Tempos de guerra escritos pela mão de um pastor


Foto: Luís Neves
Tinha 22 anos quando entrou no paquete "Vera Cruz" rumo a Angola. Nunca entendeu a lógica do conflito que lhe roubou três anos da sua juventude. Dos momentos de solidão, longe de tudo e de todos, António Monteiro contou os segredos impossíveis de suportar num diário de guerra que guarda religiosamente como um tesouro. Através do refúgio de uma escrita simples e modesta, o "praça" - hoje pastor em Tentúgal - deixou um testemunho sereno e factual de uma luta sem razão.

"(...) Hoje mesmo, dia 28 de Maio de 1967, dia em que eu faço 25 meses de comissão, cá vou entrar para o Vera Cruz, nove dias de água, se Deus me der saúde". Chegavam assim ao fim três anos de sofrimento no Ultramar. O diário escrito por António Faria Monteiro relata as aventuras e desventuras de um soldado em Angola: as emboscadas, os ataques ou as festas que animavam o abrigo encontrado nas casernas.
É talvez um dos poucos - senão único - registo imortalizado por um "praça" quase iletrado. Mas a simplicidade de uma escrita inocente e objectiva deixa a nu a realidade de um universo para muitos indecifrável.
"Quando lá cheguei, só víamos céu e mar. Não tinha mais nada que fazer e pedi ao capitão se podia escrever. Saíamos do acampamento para fazer emboscadas e quando vinha, escrevia", explica o pastor. "Não escrevia tudo, mas as coisas mais importantes para eu recordar mais tarde". O diário (ou livro, como o autor lhe chama) relata cenas do quotidiano de um grupo de combatentes na Guerra Colonial. Está lá tudo: as datas, os nomes, a camaradagem, a véspera de um Natal passado no meio do mato.
"Pediam-me para eu vender a minha escrita, mas eu não vendi por dinheiro nenhum", diz lançando um olhar furtivo sobre o diário.
António nunca vacilou face ao apelo de uma guerra desconhecida. Foi em 1965, há precisamente 38 anos, que foi chamado para prestar serviço nas ex-colónias. Nunca percebeu muito bem ao que ia.
"Nós íamos para o mato para matar a sangue frio. Para matar uma pessoa que não nos fez nada. Não tínhamos consciência de porque é que lutávamos. E não tínhamos medo de morrer".
 

Eram jovens soldados, feitos homens em Angola, Guiné e Moçambique, e mergulhavam na mata verde, cara a cara com o perigo, acreditando que a paz renasceria sobre os túmulos dos que sucumbiam às feridas. Se os 13 anos de guerra significaram a morte para mais de oito mil portugueses, António teve a sorte de não ver nenhum colega falecer.
"Os "turras" estavam nos morros e matavam muita malta assim. Na minha companhia não morreu ninguém. Eu também não matei ninguém, mas vi muitos morrerem".
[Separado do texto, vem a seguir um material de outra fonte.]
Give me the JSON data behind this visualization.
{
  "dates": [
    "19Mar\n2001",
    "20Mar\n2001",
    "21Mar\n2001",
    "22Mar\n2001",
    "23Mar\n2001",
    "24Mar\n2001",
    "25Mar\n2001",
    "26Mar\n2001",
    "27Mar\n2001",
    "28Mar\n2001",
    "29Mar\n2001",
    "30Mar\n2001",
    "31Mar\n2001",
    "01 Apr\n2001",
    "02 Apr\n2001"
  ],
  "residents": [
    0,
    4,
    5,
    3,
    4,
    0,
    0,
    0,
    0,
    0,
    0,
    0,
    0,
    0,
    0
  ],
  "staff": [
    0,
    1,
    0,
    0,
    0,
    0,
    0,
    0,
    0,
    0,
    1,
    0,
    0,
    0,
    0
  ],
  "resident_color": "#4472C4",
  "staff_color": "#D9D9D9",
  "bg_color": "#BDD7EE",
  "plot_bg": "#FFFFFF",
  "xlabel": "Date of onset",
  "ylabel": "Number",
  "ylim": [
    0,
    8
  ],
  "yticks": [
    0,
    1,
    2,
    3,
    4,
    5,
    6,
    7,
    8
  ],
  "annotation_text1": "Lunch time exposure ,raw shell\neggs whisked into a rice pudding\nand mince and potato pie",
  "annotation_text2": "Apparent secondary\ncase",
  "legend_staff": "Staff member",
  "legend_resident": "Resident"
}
Quase quatro décadas depois, quando na quietude da vida rural, vai para o campo com as suas ovelhas, António recorda-se bem de quando estava debaixo de fogo. A memória não o trai e ainda se lembra "como se tivesse sido ontem" das coisas que passou. Essa terá sido, talvez, a luta mais difícil de todas, que nenhum dos soldados que esteve em África conseguiu vencer.
Hoje, todas as memórias estão perpetuadas num diário de guerra escrito em jeito de desabafo. O diário que acompanhou um "praça" durante três anos.
António Monteiro - já a passar a barreira dos 60 - confessa ter saudades daqueles tempos. E dos amigos. Dessa época recorda com maior alegria o dia do regresso, um momento "de muita satisfação".
"Enfim, tudo se passou. À minha chegada me fizeram uma grande festa, foguetes, baile. Foi logo nesse baile que eu dancei com a São da Vila Verde, que espero de ela ser a minha mulher... Tudo isto passado no tempo do Ultramar. Fim. 15-6-67"

Termina assim o testemunho humilde do antigo soldado, registado no seu diário de guerra. Um testemunho avivado pelas memórias partilhadas, tantas vezes, com a mulher que escolheu para passar o resto dos dias: a São da Vila Verde.